FIG. 3B illustrates a coolant supply manifold (35) which is used to supply coolant for a multi-chip module (MCM) package comprising an array of the microchannel cooled IC modules (30) mounted face down on a common substrate or circuit board. The coolant supply manifold (35) includes a plurality of coolant supply channels (e.g. (36), (37), (38) and (39)), wherein channels (36) and (38) are higher pressure channels while channels (37) and (39) are lower pressure channels. The manifold (35) is adapted for placement over a printed wiring card so that, e.g., the openings (36a) and (37a) in respective coolant supply channels (36) and (37) mate with the openings (34a) and (34b) in the individual integrated circuit modules (30) on the circuit board. Elastomer seals are used to couple the coolant supply manifold (35) with the integrated circuit modules (30).
There are disadvantages associated with the microchannel cooling apparatus depicted in FIGS. 3A and 3B. For instance, the microchannel coolers (30) are formed with one heat exchanger zone (between the input and output manifold channels (34a, 34b)), which can result in significant pressure drops of fluid flow along the microchannels (33a). Moreover, if a cover manifold (34) was formed with multiple coolant delivery channels (e.g., 34a) for multiple heat exchanger zones to reduce the pressure drop, the cover manifold (34) would be fragile and likely to break during fabrication, thereby reducing manufacturing yield.
Furthermore, the coolant supply manifold (35) design of FIG. 3B can result in large pressure drops and significant non-uniform flow distribution due to the channels, which feed a given column of four microchannel inlets, having a constant cross-sectional area.
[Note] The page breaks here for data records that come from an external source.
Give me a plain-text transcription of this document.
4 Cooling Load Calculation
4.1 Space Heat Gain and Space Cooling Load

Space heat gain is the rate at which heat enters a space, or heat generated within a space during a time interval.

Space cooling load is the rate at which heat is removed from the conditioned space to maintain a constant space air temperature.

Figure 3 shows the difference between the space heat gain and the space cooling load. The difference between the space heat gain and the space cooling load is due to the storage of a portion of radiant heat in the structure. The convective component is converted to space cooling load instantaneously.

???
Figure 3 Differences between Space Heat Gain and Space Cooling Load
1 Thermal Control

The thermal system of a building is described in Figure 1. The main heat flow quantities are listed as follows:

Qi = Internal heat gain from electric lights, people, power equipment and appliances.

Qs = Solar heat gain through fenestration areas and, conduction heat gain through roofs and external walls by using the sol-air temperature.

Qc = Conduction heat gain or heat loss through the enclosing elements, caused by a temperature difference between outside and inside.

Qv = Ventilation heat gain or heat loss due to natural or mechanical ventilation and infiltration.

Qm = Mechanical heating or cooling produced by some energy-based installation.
For instance, as depicted in FIG. 3B, the supply channel (36) feeds coolant fluid to four coolant delivery manifolds (34a) of module (30) (FIG. 3A) via the four openings (36a). Assume V, ΔP, and Q are the velocity, differential pressure and total flow in the last manifold segment, i.e., between the bottom two microchannel inlets, then the segment above will desirably have velocity 2V, and total flow 2Q. This higher velocity will result in a segment pressure drop equal to ˜2ΔP if the flow is laminar and ˜4ΔP if the flow is turbulent (given the linear dependency between flow and pressure drop when the flow is laminar, but quadratic dependency when the flow is turbulent). Thus, for a manifold channel with constant cross-section feeding four microchannel inlets, we can expect a total manifold channel pressure drop of ˜10 ΔP if the flow is laminar, and ˜30 ΔP if the flow is turbulent. This large pressure drop will induce flow variations within the different microfin sections that can not be compensated with a return line, also with constant cross-section but with reverse orientation relative to the inlet line. Since the manifold channel has to carry significantly larger water flow than a given microchannel, both velocity and cross-section will be higher, therefore, it is easy to expect (or difficult to avoid) having a 10× increase in the Reynolds number between these two sections. For low cooling capability, like less than 50 W/cm2, the water flow requirements are low, and it is possible to have both manifold channels and microchannels with laminar flow regimes, but at high flows this is not possible since the microchannels will require flow regimes with Reynolds number in the 100–200 range, then, the flow regime in the manifold channel will not be laminar.